“I got a lot of whippings
growing up”, laughs John Campbell, born the son of a sharecropper in
Inverness, Mississippi, deep in the “Mississippi Delta”. Like many
children in the 40’s and 50’s in rural, black, Mississippi, John began
picking cotton at the age of 4. He speaks fondly of those days in
the cotton fields where he would pick just enough cotton to fill his
cotton sack, bigger than he was tall, to lay on and daydream about the
future.
"We
had a quota to pick depending on our age. When I was 7, I was required to pick
70 pounds of cotton every day. However, once I had collected about 40 pounds, I
discovered that this was enough cotton to make me a comfortable bed”, said
Campbell. “So, I would lie in my bed of cotton and daydream about moving away
from the cotton fields and being successful. I sure would get into a lot
of trouble at the end of the day, but that never stopped me from pursuing my
dreams”. It was hard not to dream of success, especially having for a role model
and older brother a man the rest of the world knows as “Little” Milton Campbell,
the legendary bluesman.
It
was in those early years that John knew he was going to be a barber. When
John and his nine siblings would go to the barbershop, he noted that the barber
was different from his father and the sharecroppers of Inverness. The barber,
Mr. Pete Adams, wore a white starched shirt, a bowtie, creased pants and shoes
that were always shined – “Sunday-go-to-meeting clothes on a weekday!”

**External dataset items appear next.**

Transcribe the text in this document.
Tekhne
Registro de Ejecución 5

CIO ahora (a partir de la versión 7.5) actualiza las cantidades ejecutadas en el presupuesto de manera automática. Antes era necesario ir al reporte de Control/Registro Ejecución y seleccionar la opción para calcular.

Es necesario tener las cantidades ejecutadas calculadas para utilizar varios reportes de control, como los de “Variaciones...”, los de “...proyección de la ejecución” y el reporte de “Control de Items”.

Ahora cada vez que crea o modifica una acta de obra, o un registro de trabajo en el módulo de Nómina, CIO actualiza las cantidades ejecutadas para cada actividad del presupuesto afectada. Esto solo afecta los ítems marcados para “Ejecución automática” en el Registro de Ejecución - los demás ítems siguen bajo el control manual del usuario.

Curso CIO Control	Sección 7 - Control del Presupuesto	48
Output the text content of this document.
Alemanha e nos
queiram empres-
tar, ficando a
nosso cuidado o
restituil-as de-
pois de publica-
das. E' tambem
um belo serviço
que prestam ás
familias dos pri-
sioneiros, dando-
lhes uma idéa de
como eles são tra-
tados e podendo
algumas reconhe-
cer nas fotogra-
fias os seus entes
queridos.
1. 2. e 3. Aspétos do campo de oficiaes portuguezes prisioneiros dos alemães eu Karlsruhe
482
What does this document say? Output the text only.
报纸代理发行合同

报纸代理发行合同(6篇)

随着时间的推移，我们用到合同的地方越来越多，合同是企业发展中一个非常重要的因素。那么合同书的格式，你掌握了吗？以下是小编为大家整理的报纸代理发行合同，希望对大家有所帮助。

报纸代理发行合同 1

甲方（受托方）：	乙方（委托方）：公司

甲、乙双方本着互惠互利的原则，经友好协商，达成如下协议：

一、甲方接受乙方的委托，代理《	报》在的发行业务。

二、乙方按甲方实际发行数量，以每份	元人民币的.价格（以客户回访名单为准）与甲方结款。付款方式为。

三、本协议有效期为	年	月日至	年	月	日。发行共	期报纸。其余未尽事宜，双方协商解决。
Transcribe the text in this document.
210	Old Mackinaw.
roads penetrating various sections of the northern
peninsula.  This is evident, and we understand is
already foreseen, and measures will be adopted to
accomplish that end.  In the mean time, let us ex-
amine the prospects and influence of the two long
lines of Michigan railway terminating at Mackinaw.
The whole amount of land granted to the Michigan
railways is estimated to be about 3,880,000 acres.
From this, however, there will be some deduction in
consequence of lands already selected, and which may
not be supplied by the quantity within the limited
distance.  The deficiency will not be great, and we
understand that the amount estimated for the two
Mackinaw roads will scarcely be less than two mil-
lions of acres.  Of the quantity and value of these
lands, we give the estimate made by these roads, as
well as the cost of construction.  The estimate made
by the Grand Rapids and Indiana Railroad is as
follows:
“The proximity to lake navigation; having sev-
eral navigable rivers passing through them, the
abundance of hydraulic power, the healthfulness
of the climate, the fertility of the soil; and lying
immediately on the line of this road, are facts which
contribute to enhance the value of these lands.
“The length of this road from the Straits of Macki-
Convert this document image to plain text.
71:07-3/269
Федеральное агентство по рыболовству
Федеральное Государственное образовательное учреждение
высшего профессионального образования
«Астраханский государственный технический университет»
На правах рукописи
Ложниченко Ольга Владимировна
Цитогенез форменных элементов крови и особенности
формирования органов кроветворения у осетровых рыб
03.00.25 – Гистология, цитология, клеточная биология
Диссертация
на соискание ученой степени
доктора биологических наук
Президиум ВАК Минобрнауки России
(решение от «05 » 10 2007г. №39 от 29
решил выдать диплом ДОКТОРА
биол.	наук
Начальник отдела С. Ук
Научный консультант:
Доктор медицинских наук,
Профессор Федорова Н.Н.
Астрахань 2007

Something else about those pants the barber wore John asked his father about:
“Why do his thighs bulge?” John’s father explained that it was money in
the barber’s pocket. From that day on, John set his sites on being a barber to
escape the cotton-picking days.
John
began cutting hair at the age of four, and upon reaching his seventh birthday,
asked his father for a pair of clippers. With six of the ten Campbell children
still at home, he was able to save his family a good deal of money by cutting
hair. When his siblings’ hair didn’t grow fast enough to suit him, he would cut
the dog’s hair or the cat’s hair. John remembers a family friend scolding,
“James, you ought to be ashamed; letting little John cut the dog’s hair”.